- Born: 1950 Gaza
- Arrested: June 6, 1994 Mississauga home
- Citizenship: Stateless Palestinian
- Detained at: Don Jail, Toronto Toronto West Detention Centre
- Charge: threat to Canadian national security
- Penalty: deportation
- Spouse: Amal

= Wahid Khalil Baroud =

Palestinian detainee

Wahid Khalil Baroud (وحيد خليل بارود), a Palestinian alleged member of the Palestine Liberation Organization (PLO) Force 17, was arrested in Mississauga, Ontario, Canada, after it was claimed that he served as a bodyguard to PLO leader Yasser Arafat and engaged in coordinating PLO terrorist acts, and was a threat to Canadian national security. He was subsequently deported.

==Immigration to Canada==

Baroud was a member of Al Fatah, but testified that he left the organization in October 1990.

In 1991, Baroud took his wife and three children to Greece. They then flew into Canada's Pearson International Airport with forged Egyptian passports, and applied for Canadian residency. The family, which would grow with the births in Canada of two more children, claimed to be Israeli, but Baroud acknowledged he had spent time in Fatah, saying that he had never been involved in any terrorism. He claimed to be defecting because he refused to follow an order to travel to Saudi Arabia's border with Iraqi-controlled Kuwait, where some allege he had been ordered to be killed by the PLO authorities. He stated that, as a Palestinian, he refused to be a party to another occupying power like Saddam Hussein.

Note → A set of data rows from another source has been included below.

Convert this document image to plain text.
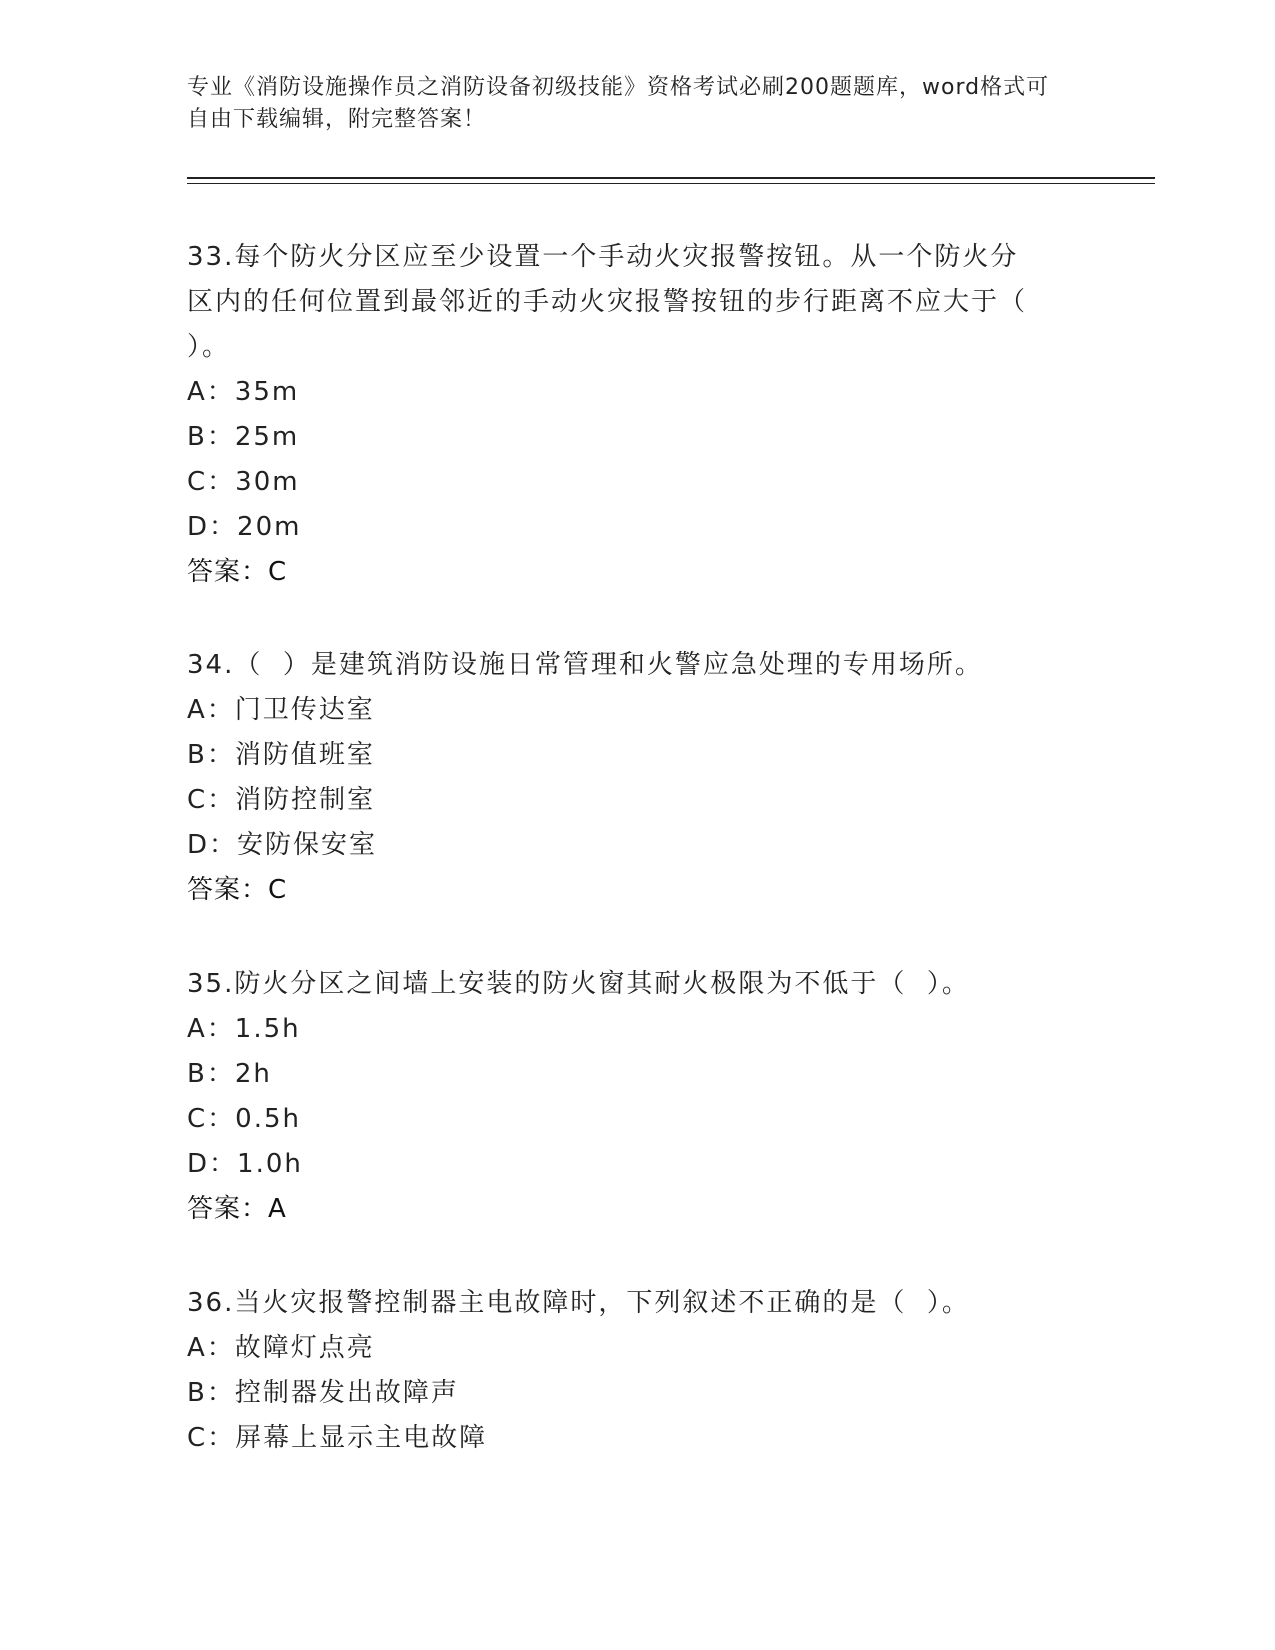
专业《消防设施操作员之消防设备初级技能》资格考试必刷200题题库，word格式可自由下载编辑，附完整答案！

33.每个防火分区应至少设置一个手动火灾报警按钮。从一个防火分区内的任何位置到最邻近的手动火灾报警按钮的步行距离不应大于（
）。

A：35m

B：25m

C：30m

D：20m

答案：C

34.（  ）是建筑消防设施日常管理和火警应急处理的专用场所。

A：门卫传达室

B：消防值班室

C：消防控制室

D：安防保安室

答案：C

35.防火分区之间墙上安装的防火窗其耐火极限为不低于（  ）。

A：1.5h

B：2h

C：0.5h

D：1.0h

答案：A

36.当火灾报警控制器主电故障时，下列叙述不正确的是（  ）。

A：故障灯点亮

B：控制器发出故障声

C：屏幕上显示主电故障
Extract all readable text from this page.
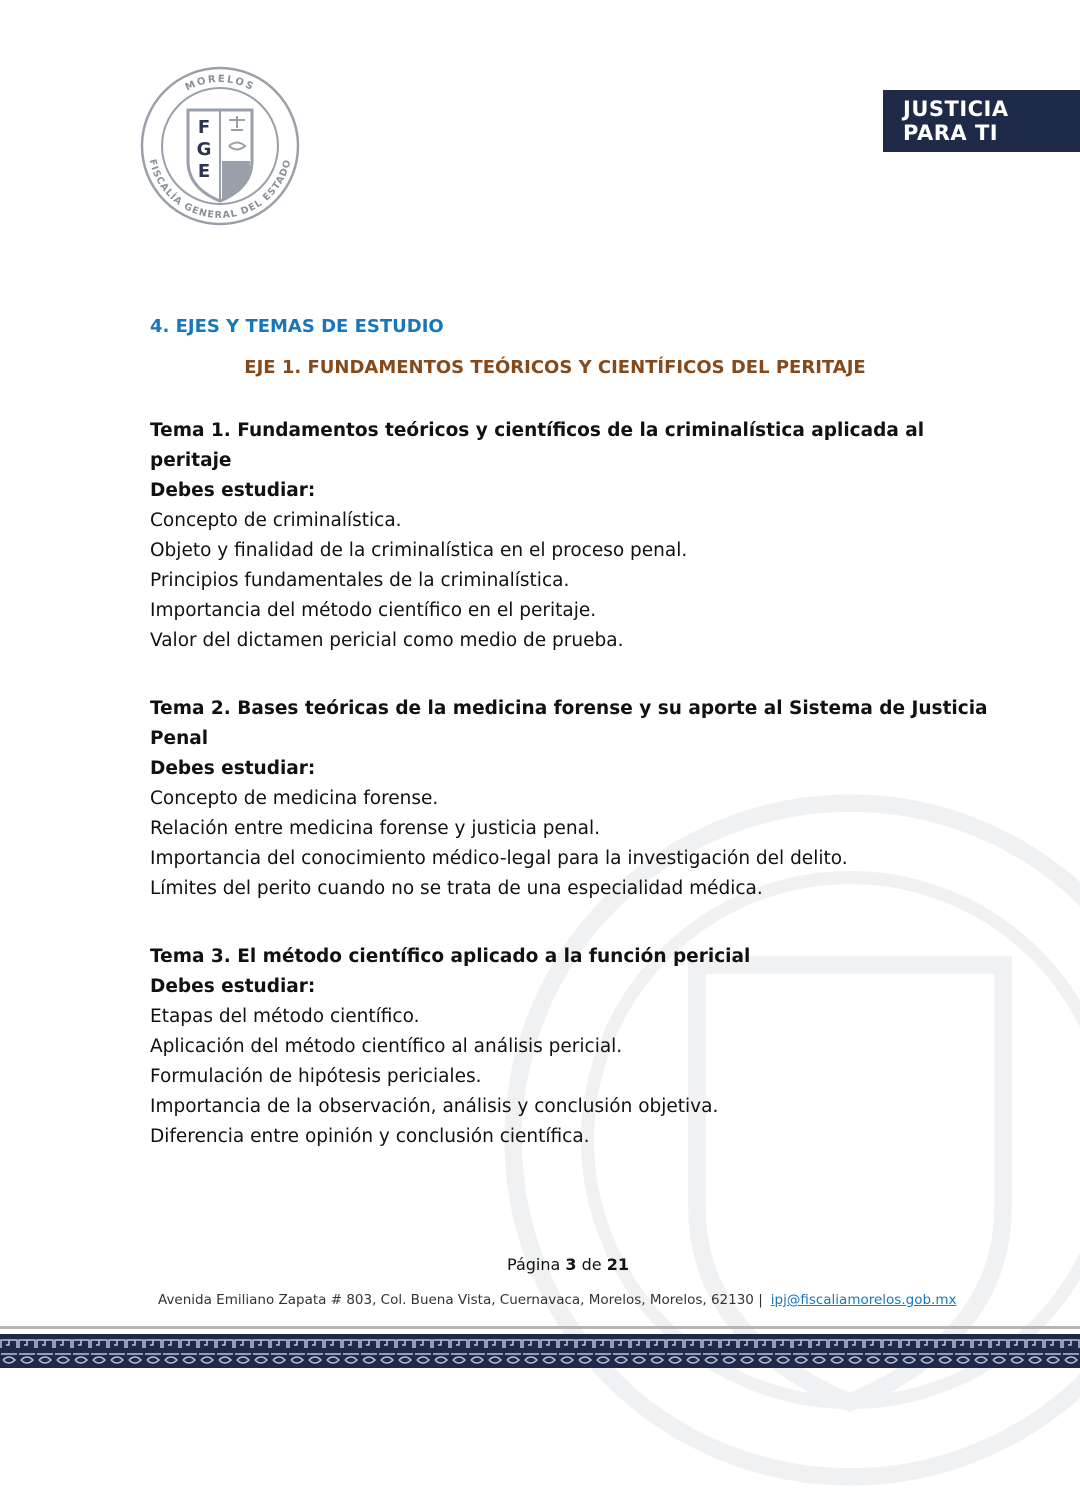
F
G
E
MORELOS
FISCALÍA GENERAL DEL ESTADO
JUSTICIA
PARA TI
4. EJES Y TEMAS DE ESTUDIO
EJE 1. FUNDAMENTOS TEÓRICOS Y CIENTÍFICOS DEL PERITAJE

Tema 1. Fundamentos teóricos y científicos de la criminalística aplicada al peritaje

Debes estudiar:

Concepto de criminalística.

Objeto y finalidad de la criminalística en el proceso penal.

Principios fundamentales de la criminalística.

Importancia del método científico en el peritaje.

Valor del dictamen pericial como medio de prueba.

Tema 2. Bases teóricas de la medicina forense y su aporte al Sistema de Justicia Penal

Debes estudiar:

Concepto de medicina forense.

Relación entre medicina forense y justicia penal.

Importancia del conocimiento médico-legal para la investigación del delito.

Límites del perito cuando no se trata de una especialidad médica.

Tema 3. El método científico aplicado a la función pericial

Debes estudiar:

Etapas del método científico.

Aplicación del método científico al análisis pericial.

Formulación de hipótesis periciales.

Importancia de la observación, análisis y conclusión objetiva.

Diferencia entre opinión y conclusión científica.

Página 3 de 21
Avenida Emiliano Zapata # 803, Col. Buena Vista, Cuernavaca, Morelos, Morelos, 62130 | ipj@fiscaliamorelos.gob.mx
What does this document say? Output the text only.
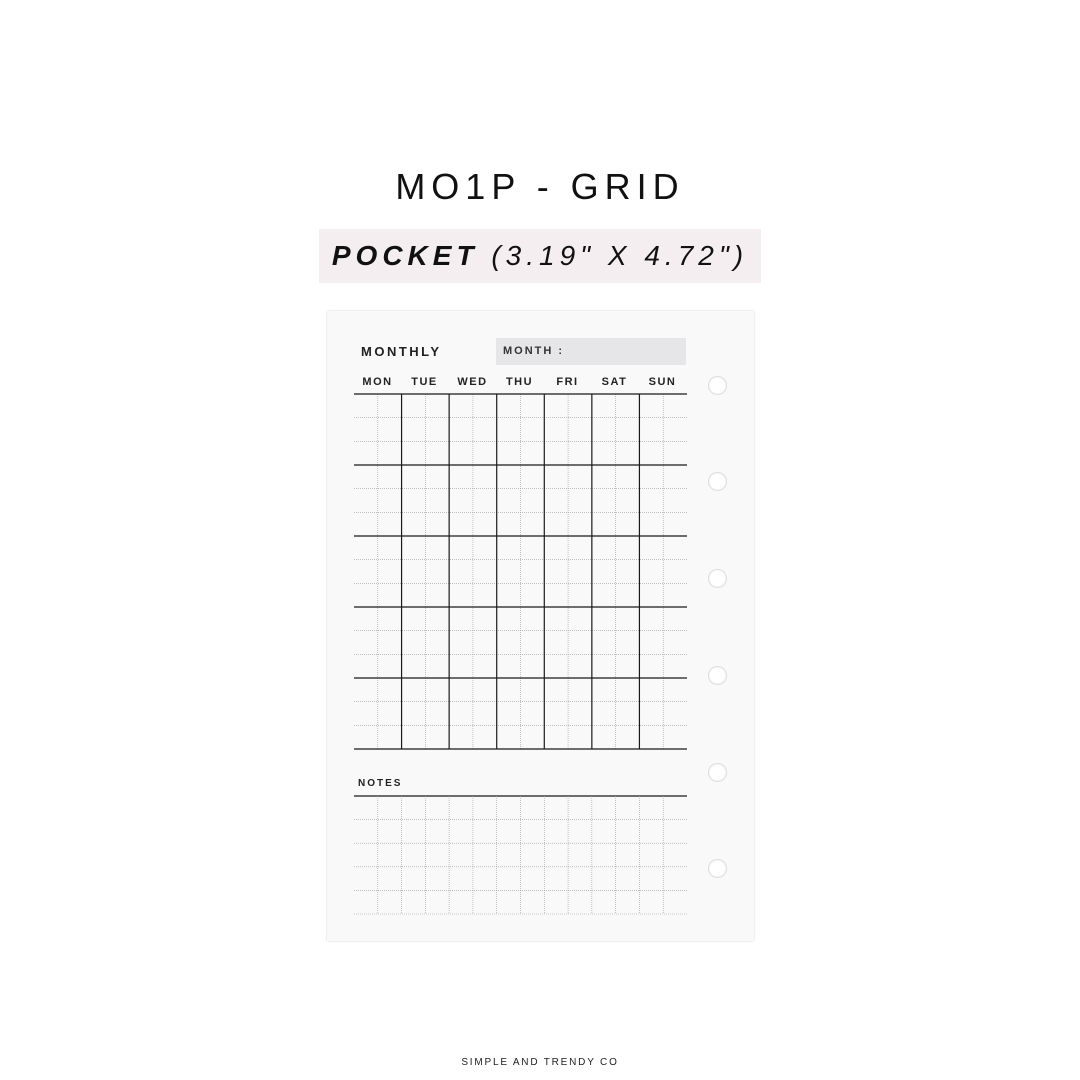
MO1P - GRID
POCKET (3.19" X 4.72")
MONTHLY	MONTH :
MON	TUE	WED	THU	FRI	SAT	SUN
NOTES
SIMPLE AND TRENDY CO
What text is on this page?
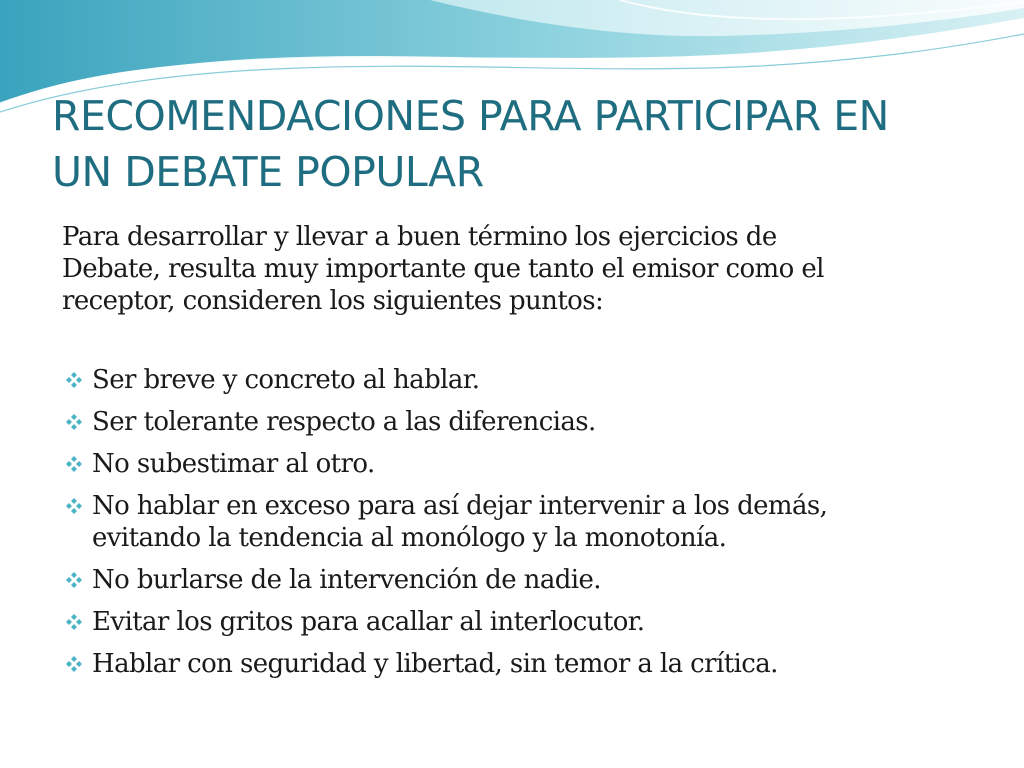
RECOMENDACIONES PARA PARTICIPAR EN
UN DEBATE POPULAR

Para desarrollar y llevar a buen término los ejercicios de
Debate, resulta muy importante que tanto el emisor como el
receptor, consideren los siguientes puntos:

Ser breve y concreto al hablar.
Ser tolerante respecto a las diferencias.
No subestimar al otro.
No hablar en exceso para así dejar intervenir a los demás,
evitando la tendencia al monólogo y la monotonía.
No burlarse de la intervención de nadie.
Evitar los gritos para acallar al interlocutor.
Hablar con seguridad y libertad, sin temor a la crítica.
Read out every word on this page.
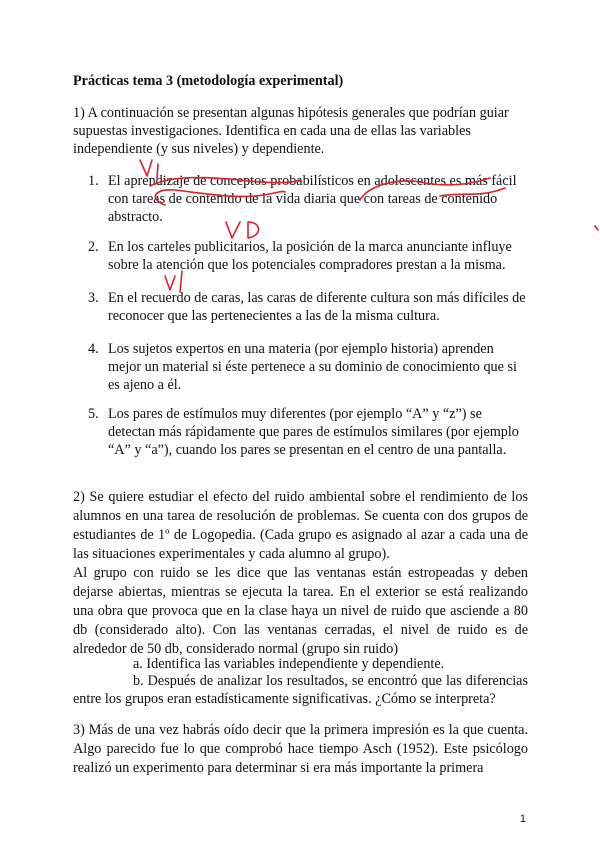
Prácticas tema 3 (metodología experimental)
1) A continuación se presentan algunas hipótesis generales que podrían guiar supuestas investigaciones. Identifica en cada una de ellas las variables independiente (y sus niveles) y dependiente.
1. El aprendizaje de conceptos probabilísticos en adolescentes es más fácil con tareas de contenido de la vida diaria que con tareas de contenido abstracto.
2. En los carteles publicitarios, la posición de la marca anunciante influye sobre la atención que los potenciales compradores prestan a la misma.
3. En el recuerdo de caras, las caras de diferente cultura son más difíciles de reconocer que las pertenecientes a las de la misma cultura.
4. Los sujetos expertos en una materia (por ejemplo historia) aprenden mejor un material si éste pertenece a su dominio de conocimiento que si es ajeno a él.
5. Los pares de estímulos muy diferentes (por ejemplo “A” y “z”) se detectan más rápidamente que pares de estímulos similares (por ejemplo “A” y “a”), cuando los pares se presentan en el centro de una pantalla.
2) Se quiere estudiar el efecto del ruido ambiental sobre el rendimiento de los alumnos en una tarea de resolución de problemas. Se cuenta con dos grupos de estudiantes de 1º de Logopedia. (Cada grupo es asignado al azar a cada una de las situaciones experimentales y cada alumno al grupo).
Al grupo con ruido se les dice que las ventanas están estropeadas y deben dejarse abiertas, mientras se ejecuta la tarea. En el exterior se está realizando una obra que provoca que en la clase haya un nivel de ruido que asciende a 80 db (considerado alto). Con las ventanas cerradas, el nivel de ruido es de alrededor de 50 db, considerado normal (grupo sin ruido)
a. Identifica las variables independiente y dependiente.
b. Después de analizar los resultados, se encontró que las diferencias entre los grupos eran estadísticamente significativas. ¿Cómo se interpreta?
3) Más de una vez habrás oído decir que la primera impresión es la que cuenta. Algo parecido fue lo que comprobó hace tiempo Asch (1952). Este psicólogo realizó un experimento para determinar si era más importante la primera
1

He was held in detention for 41 days before it was determined he was not a threat, and he was subsequently released.

==Arrest==

I am mindful of the fact the terms "terrorism" and "terrorist" are not defined in the Act. Counsel for the Ministers affirm in her written memorandum that "Like beauty, the image of a terrorist is, to some extent, in the eye of the beholder". While I accept this statement in general terms, it cannot prevent this court from examining whether, in the circumstances of this case, there are reasonable grounds...
— Judge Pierre Denault

Three years later, after he missed two immigration hearings which he claimed to have never received notice of, an arrest warrant was issued and he was declared a threat to Canadian national security under the auspice that he had served in Fatah's Force 17 as a bodyguard to Palestine Liberation Organization leader Yasser Arafat, and was stationed in Syria, Lebanon, Libya, and Greece and engaged in coordinating PLO terrorist acts. He was arrested on a security certificate signed by Canadian Immigration Minister Sergio Marchi and Solicitor General Herb Gray based on information provided by the Canadian Security Intelligence Service on June 6, 1994.

Pursuant to the Immigration Act, the certificate was referred to the Federal Court of Canada, Trial Division, to determine whether the certificate should be quashed. There, on May 31, 1995, Judge Pierre Denault declined to quash the certificate. Judge Denault held that there were reasonable grounds to believe that Baroud is or was a member of an organization that there were reasonable grounds to believe is or was engaged in terrorism. Baroud argued that section 40.1 of the Immigration Act was unconstitutional and breached the Canadian Charter of Rights and Freedoms.

When the Canadian courts upheld his deportation, he sought leave to appeal to the Supreme Court, claiming that the Canadian Security Intelligence Service (CSIS) had tried to convince him to become an informant and turned against him when he refused, but was denied on June 15. "Depressed and discouraged" at his long time spent in the Toronto Don Jail, Baroud agreed to voluntarily drop his appeals and allow himself to be removed from Canada and was subsequently moved to Toronto West Detention Centre.

==Deportations==
His wife and three eldest children were granted refugee status in Canada.

Since he was a stateless Palestinian, there was no country to which he could be safely deported, and his wife ended up acquiring an entry visa for him to Algeria, and he was put on a plane to Algeria on July 5, but returned to Canada a week later after Algerian authorities refused to let him enter. It was later revealed that his Canadian escorts had taken him to Casablanca hoping to leave him in Morocco; but while they were themselves "mistakenly left behind" in the North African country, Baroud had simply booked himself a plane back to Canada.

In December 1995, his wife secured a 9-month visa for him to the Sudan, and Canada put him on a plane towards the country - however, Sudan refused to accept him when they learned of the case. He was forced to live in airports for eight months, shuttling between countries.

Some sources suggest he ended up in Syria. Baroud later flew to Romania where he lived in the airport for a number of months before finding his way to Switzerland where he appealed to the Supreme Court for the right to remain. He finally settled in Belgium and is welcomed as a Belgian citizen.